Yule-Walker Equations, PACF, and AR Order Selection
Suppose $r_t$ is a covariance-stationary process that follows an $\text{AR}(p)$ model with unknown order $p$:
$r_t = \phi_1 r_{t-1} + \phi_2 r_{t-2} + \cdots + \phi_p r_{t-p} + \varepsilon_t$
where $\varepsilon_t$ is white noise with variance $\sigma^2$.
- Derive the Yule-Walker equations that relate the autocovariances $\gamma(h)$ to the AR coefficients $\phi_1, \ldots, \phi_p$. Then derive the Durbin-Levinson recursion, which lets you compute the partial autocorrelation function (PACF) iteratively without solving the full system at each order.
- Using the PACF, propose a consistent rule for selecting the true order $p$. Discuss how information criteria (AIC, BIC) provide an alternative or complement to PACF cutoff.
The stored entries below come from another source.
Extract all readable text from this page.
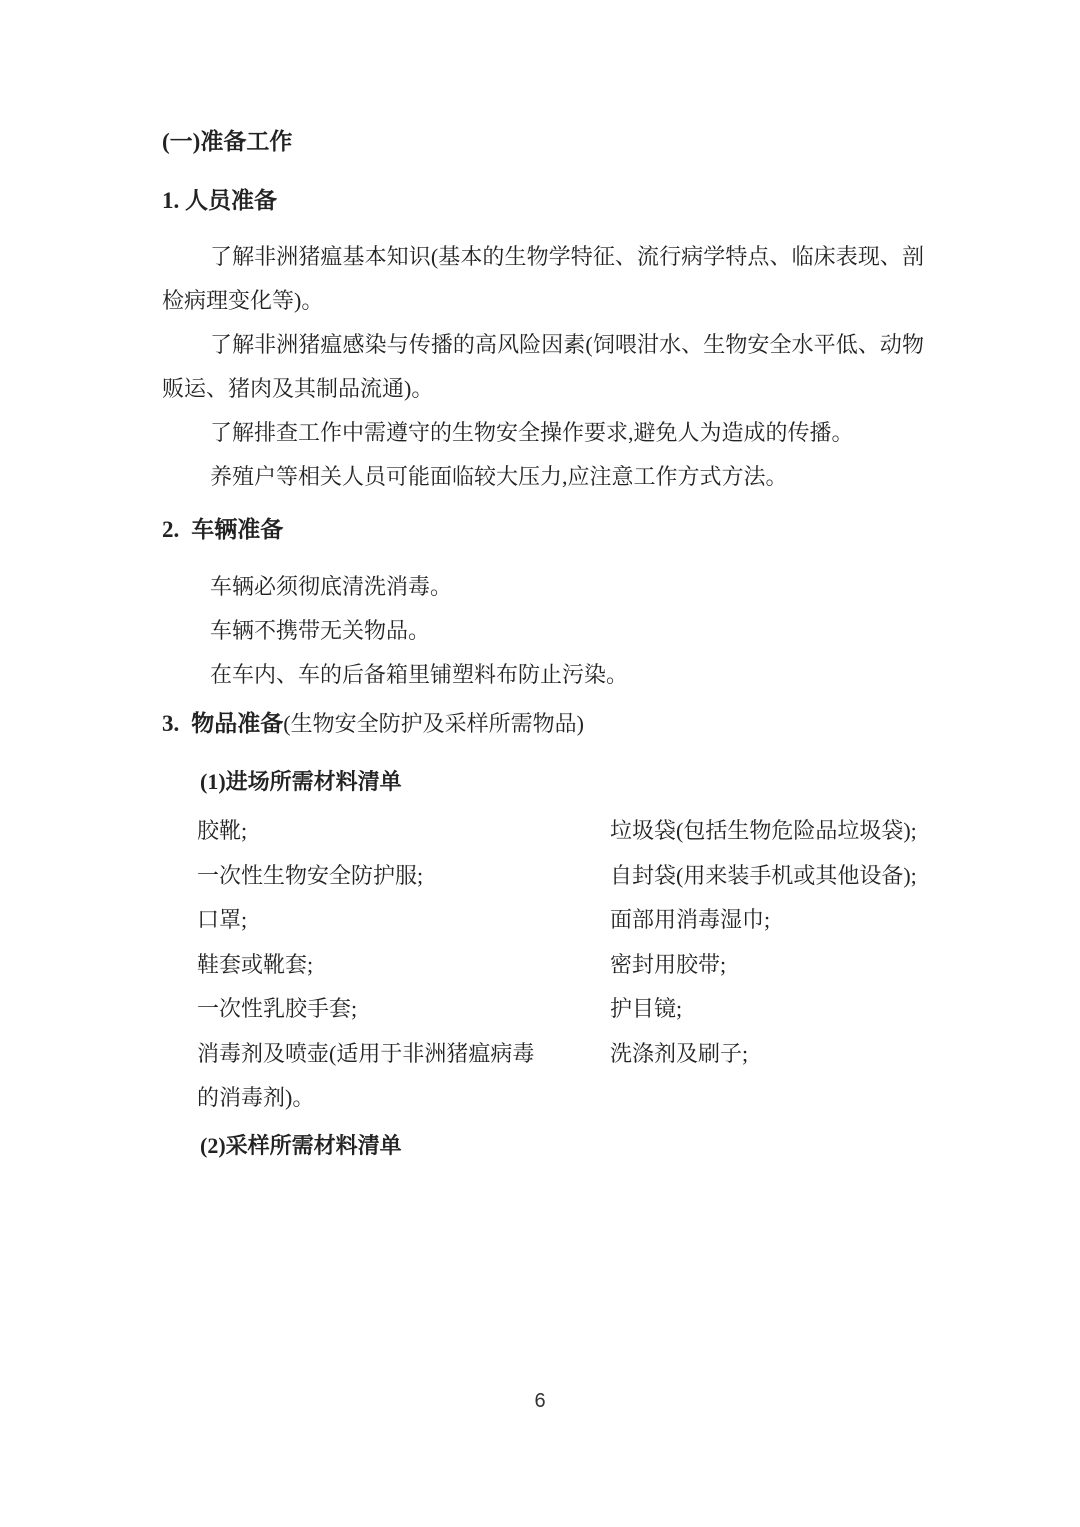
(一)准备工作
1. 人员准备

了解非洲猪瘟基本知识(基本的生物学特征、流行病学特点、临床表现、剖检病理变化等)。

了解非洲猪瘟感染与传播的高风险因素(饲喂泔水、生物安全水平低、动物贩运、猪肉及其制品流通)。

了解排查工作中需遵守的生物安全操作要求,避免人为造成的传播。

养殖户等相关人员可能面临较大压力,应注意工作方式方法。

2. 车辆准备

车辆必须彻底清洗消毒。

车辆不携带无关物品。

在车内、车的后备箱里铺塑料布防止污染。

3. 物品准备(生物安全防护及采样所需物品)
(1)进场所需材料清单
胶靴;
一次性生物安全防护服;
口罩;
鞋套或靴套;
一次性乳胶手套;
消毒剂及喷壶(适用于非洲猪瘟病毒
的消毒剂)。
垃圾袋(包括生物危险品垃圾袋);
自封袋(用来装手机或其他设备);
面部用消毒湿巾;
密封用胶带;
护目镜;
洗涤剂及刷子;
(2)采样所需材料清单
6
What are the small-sample pitfalls of each approach?
Hints
- Multiply both sides of the AR equation by $r_{t-h}$ and take expectations -- what happens to the noise term when $h \geq 1$?
- The Durbin-Levinson recursion builds the order-$m$ fit from the order-$(m-1)$ fit. The key quantity is the residual autocovariance at lag $m$ not explained by the shorter model, normalized by the prediction error variance.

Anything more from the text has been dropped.